BMJ. 2005 Dec 3;331(7528):1299. doi: 10.1136/bmj.38639.702384.AE. Epub 2005 Nov 10.
To determine the cost effectiveness of selected malaria control interventions in the context of reaching the millennium development goals for malaria.
Generalised cost effectiveness analysis.
Efficacy data came from the literature and authors' calculations supported by expert opinion. Quantities for resource inputs came from the literature and from expert opinion; prices came from the WHO-CHOICE database.

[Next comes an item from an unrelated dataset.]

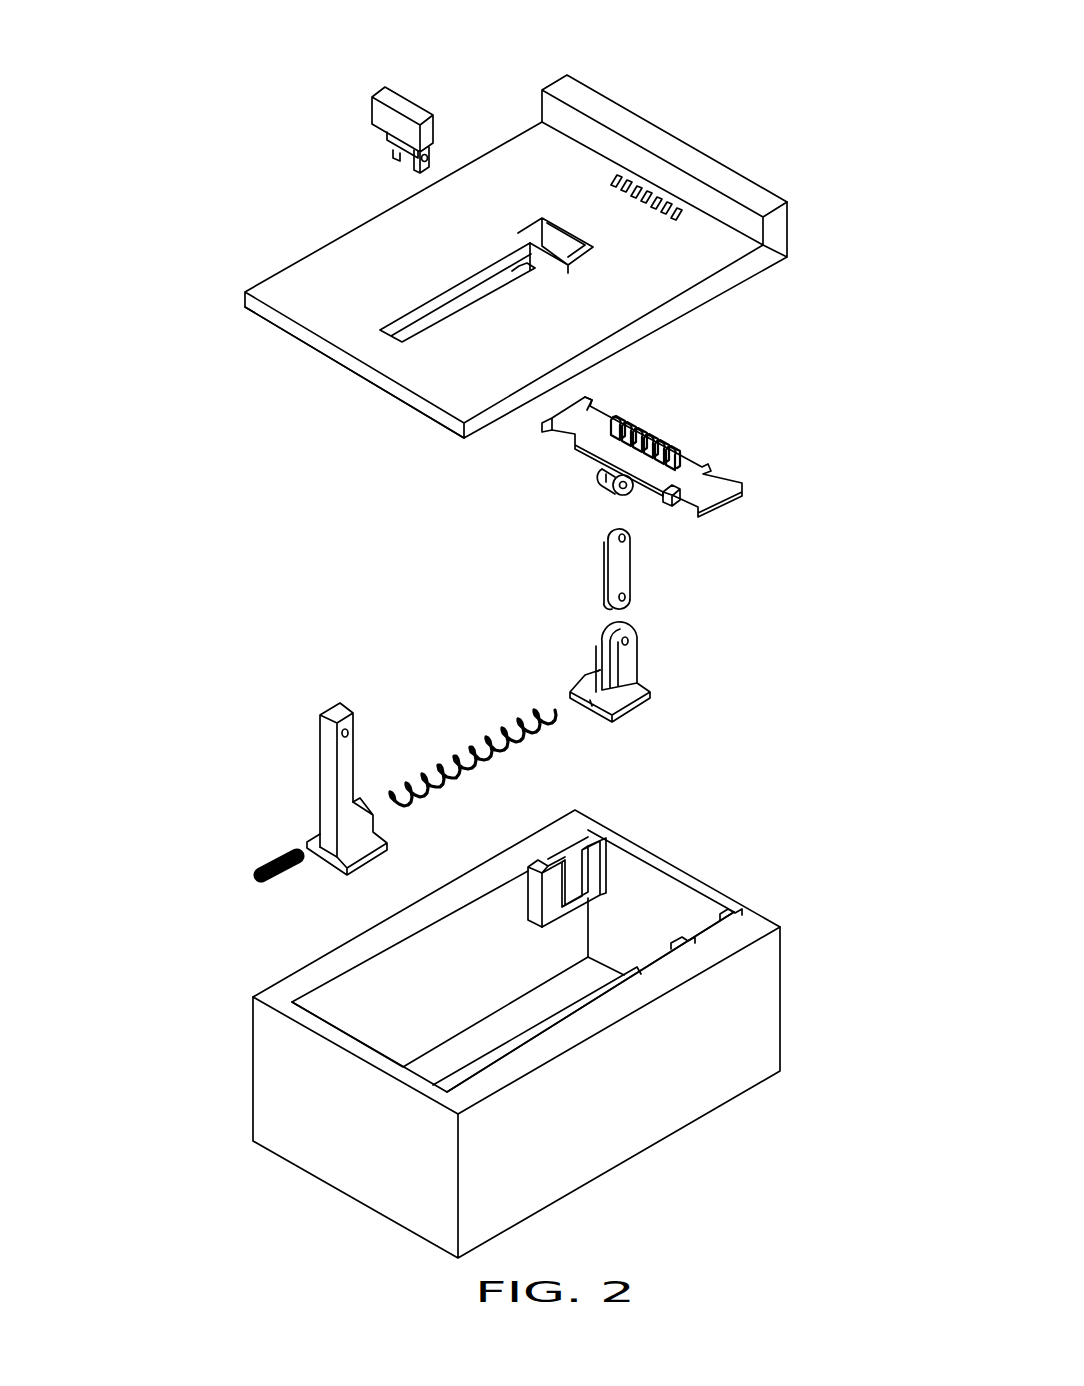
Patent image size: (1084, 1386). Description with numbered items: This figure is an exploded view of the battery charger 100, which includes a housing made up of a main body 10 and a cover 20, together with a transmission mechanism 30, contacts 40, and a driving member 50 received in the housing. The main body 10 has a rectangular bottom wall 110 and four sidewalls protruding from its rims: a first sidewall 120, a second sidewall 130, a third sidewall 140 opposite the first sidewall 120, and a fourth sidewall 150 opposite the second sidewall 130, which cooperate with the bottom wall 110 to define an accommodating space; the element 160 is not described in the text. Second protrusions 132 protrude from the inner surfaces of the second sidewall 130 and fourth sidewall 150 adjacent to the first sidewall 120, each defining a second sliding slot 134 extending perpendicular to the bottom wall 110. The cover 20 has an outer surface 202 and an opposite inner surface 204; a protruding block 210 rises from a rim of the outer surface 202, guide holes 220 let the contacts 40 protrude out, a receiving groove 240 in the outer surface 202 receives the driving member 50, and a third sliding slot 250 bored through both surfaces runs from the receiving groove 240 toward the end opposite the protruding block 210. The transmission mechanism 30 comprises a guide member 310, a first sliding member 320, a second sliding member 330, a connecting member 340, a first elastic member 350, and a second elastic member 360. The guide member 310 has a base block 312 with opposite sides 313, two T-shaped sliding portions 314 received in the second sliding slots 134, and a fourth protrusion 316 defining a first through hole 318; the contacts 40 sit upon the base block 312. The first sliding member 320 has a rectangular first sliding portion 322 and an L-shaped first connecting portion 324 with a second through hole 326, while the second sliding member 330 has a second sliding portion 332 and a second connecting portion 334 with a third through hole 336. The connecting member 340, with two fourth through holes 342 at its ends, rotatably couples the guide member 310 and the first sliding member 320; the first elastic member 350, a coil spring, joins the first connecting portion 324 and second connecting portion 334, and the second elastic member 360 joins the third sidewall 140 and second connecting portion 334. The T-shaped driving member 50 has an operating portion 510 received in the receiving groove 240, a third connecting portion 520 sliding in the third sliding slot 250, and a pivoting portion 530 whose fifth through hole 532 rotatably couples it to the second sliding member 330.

Costs were assessed in year 2000 international dollars, and effects were assessed as disability adjusted life years averted by a 10 year implementation programme. Analysis was restricted to sub-Saharan regions where the most deadly form of malaria, Plasmodium falciparum, is most prevalent. The impact on population health for various interventions, and their combinations, was evaluated at selected coverage levels by using a state-transition model. Sensitivity analysis was done for age weights and discounting.
High coverage with artemisinin based combination treatments was found to be the most cost effective strategy for control of malaria in most countries in sub-Saharan Africa.

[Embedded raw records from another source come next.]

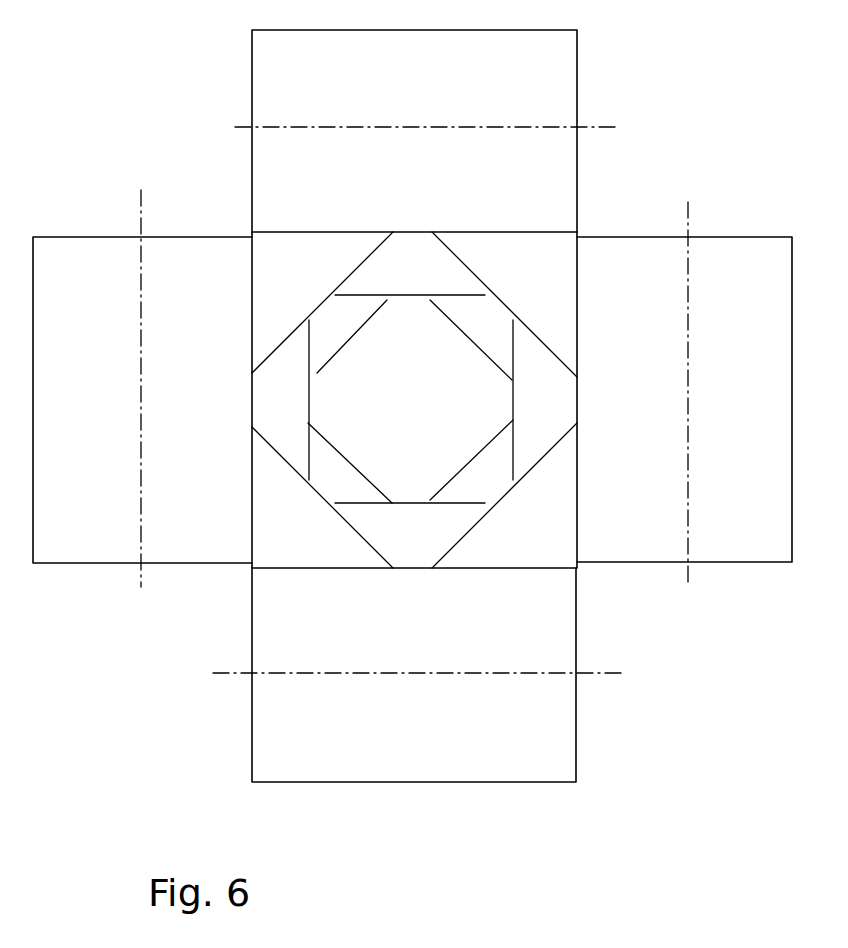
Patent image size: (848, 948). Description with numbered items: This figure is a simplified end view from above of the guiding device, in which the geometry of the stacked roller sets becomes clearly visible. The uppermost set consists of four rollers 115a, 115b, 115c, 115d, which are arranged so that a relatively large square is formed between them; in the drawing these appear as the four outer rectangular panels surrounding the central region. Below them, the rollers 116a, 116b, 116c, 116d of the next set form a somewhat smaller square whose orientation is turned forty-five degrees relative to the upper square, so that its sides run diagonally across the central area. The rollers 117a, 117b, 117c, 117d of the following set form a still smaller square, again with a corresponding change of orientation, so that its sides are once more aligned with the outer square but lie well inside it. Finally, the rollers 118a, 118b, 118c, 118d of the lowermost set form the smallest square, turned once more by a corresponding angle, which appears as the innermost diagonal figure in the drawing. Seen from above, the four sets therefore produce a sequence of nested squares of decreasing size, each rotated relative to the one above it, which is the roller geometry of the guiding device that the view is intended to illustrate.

The roller 115a is at (56, 557).
The roller 115b is at (565, 756).
The roller 115c is at (752, 249).
The roller 115d is at (246, 48).
The roller 116a is at (258, 493).
The roller 116b is at (502, 555).
The roller 116c is at (555, 295).
The roller 116d is at (340, 250).
The roller 117a is at (390, 545).
The roller 117b is at (550, 417).
The roller 117c is at (434, 262).
The roller 117d is at (283, 373).
The roller 118a is at (345, 487).
The roller 118b is at (494, 478).
The roller 118c is at (485, 318).
The roller 118d is at (337, 320).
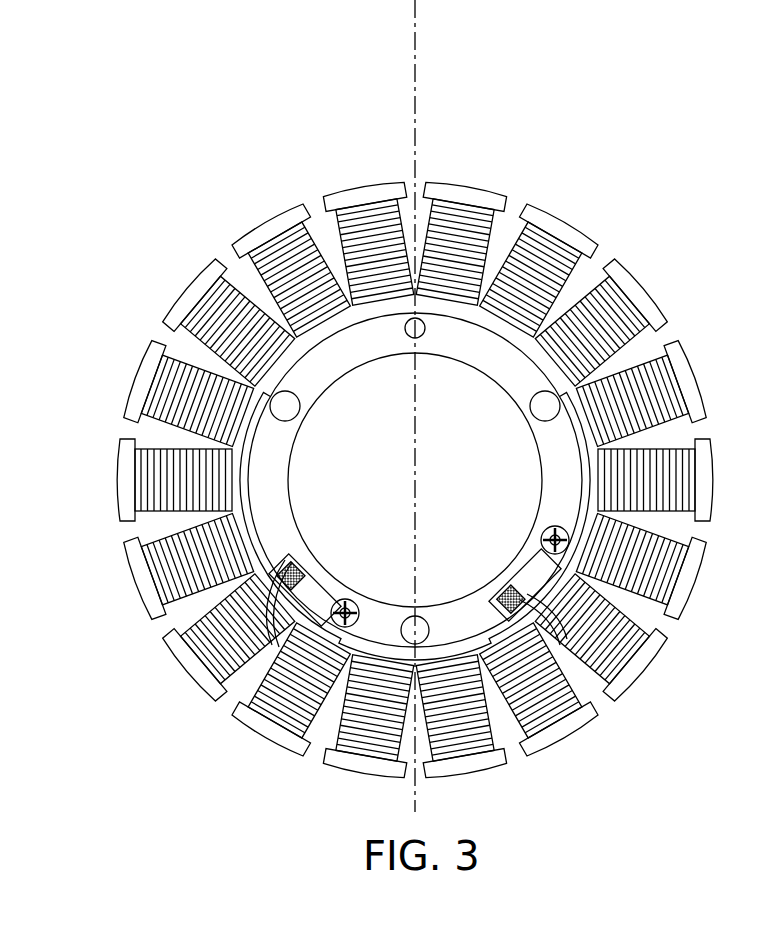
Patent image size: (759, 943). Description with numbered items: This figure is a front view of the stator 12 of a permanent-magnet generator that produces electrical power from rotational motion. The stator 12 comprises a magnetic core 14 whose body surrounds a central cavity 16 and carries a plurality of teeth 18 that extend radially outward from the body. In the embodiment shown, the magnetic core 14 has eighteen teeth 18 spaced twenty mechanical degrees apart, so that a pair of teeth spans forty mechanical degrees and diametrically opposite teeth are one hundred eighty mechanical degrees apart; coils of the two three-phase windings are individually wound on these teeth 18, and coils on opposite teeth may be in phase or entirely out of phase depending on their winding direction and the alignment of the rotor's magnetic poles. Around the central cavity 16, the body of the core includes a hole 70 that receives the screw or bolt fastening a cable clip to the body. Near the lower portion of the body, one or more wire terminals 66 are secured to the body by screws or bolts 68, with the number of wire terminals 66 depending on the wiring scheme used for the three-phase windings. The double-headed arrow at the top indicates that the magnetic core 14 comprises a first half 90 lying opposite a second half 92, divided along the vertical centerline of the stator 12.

The stator 12 is at (207, 206).
The magnetic core 14 is at (500, 352).
The central cavity 16 is at (478, 406).
The teeth 18 is at (357, 187).
The wire terminals 66 is at (280, 555).
The screws or bolts 68 is at (298, 650).
The hole 70 is at (283, 405).
The first half 90 is at (415, 45).
The second half 92 is at (415, 45).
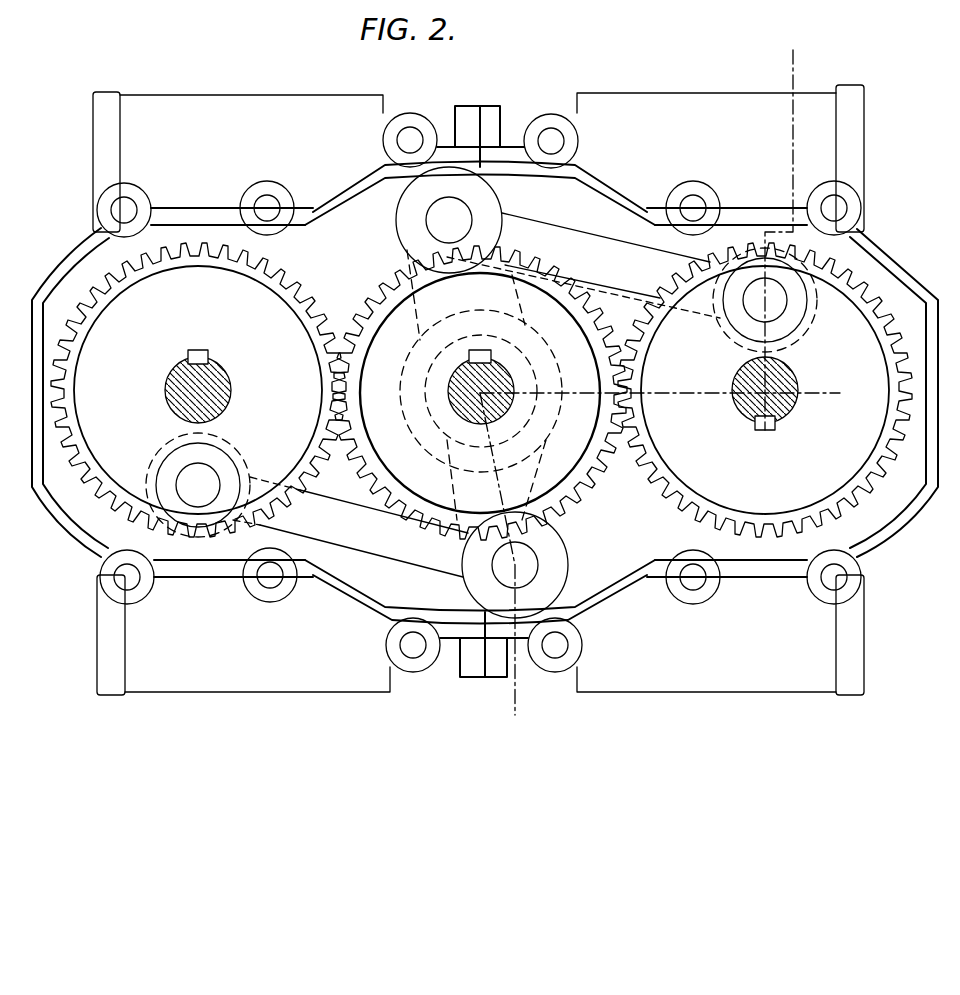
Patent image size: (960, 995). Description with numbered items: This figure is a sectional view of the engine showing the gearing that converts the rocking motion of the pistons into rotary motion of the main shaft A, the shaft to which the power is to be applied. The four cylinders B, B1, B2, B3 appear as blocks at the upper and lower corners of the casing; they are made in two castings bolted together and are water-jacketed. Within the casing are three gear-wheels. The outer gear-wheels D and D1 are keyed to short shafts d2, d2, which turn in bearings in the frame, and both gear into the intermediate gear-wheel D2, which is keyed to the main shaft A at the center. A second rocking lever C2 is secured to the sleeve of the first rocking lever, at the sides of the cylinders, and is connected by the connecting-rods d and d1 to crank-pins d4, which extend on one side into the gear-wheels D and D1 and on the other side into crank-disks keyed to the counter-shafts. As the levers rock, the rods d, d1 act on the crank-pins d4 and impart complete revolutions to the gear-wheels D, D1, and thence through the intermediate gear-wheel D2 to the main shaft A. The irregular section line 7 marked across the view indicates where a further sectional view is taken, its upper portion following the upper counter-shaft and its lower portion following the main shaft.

A much larger infusion of resources than those currently available is needed to make headway in the fight to roll back malaria. On cost effectiveness grounds, in most areas in sub-Saharan Africa greater coverage with highly effective combination treatments should be the cornerstone of malaria control. However, treatment alone can achieve less than half the total benefit obtainable through a combination of interventions-scaling up the use of impregnated mosquito nets or indoor spraying with insecticides is also critical. Intermittent presumptive treatment of pregnant women can bring a small but important additional health gain at relatively low cost.
在实现疟疾千年发展目标的背景下,确定选定疟疾控制干预措施的成本效益。
广义成本效益分析。
疗效数据来自文献以及作者在专家意见支持下的计算。资源投入量来自文献和专家意见;价格来自世卫组织-CHOICE数据库。
成本以2000年国际美元进行评估,效果以10年实施计划避免的伤残调整生命年进行评估。分析仅限于撒哈拉以南地区,在该地区最致命的疟原虫——恶性疟原虫最为流行。通过使用状态转换模型,在选定的覆盖水平下评估各种干预措施及其组合对人群健康的影响。对年龄权重和贴现进行了敏感性分析。
在撒哈拉以南非洲的大多数国家,以青蒿素为基础的联合治疗高覆盖率被发现是控制疟疾最具成本效益的策略。
要在抗击疟疾的斗争中取得进展,需要比目前可用资源大量增加投入。基于成本效益的考虑,在撒哈拉以南非洲的大多数地区,提高高效联合治疗的覆盖率应是疟疾控制的基石。然而,仅靠治疗所能实现的总效益不到通过多种干预措施组合所能获得效益的一半——扩大使用浸药蚊帐或室内喷洒杀虫剂也至关重要。对孕妇进行间歇性推定治疗可以以相对较低的成本带来虽小但重要的额外健康收益。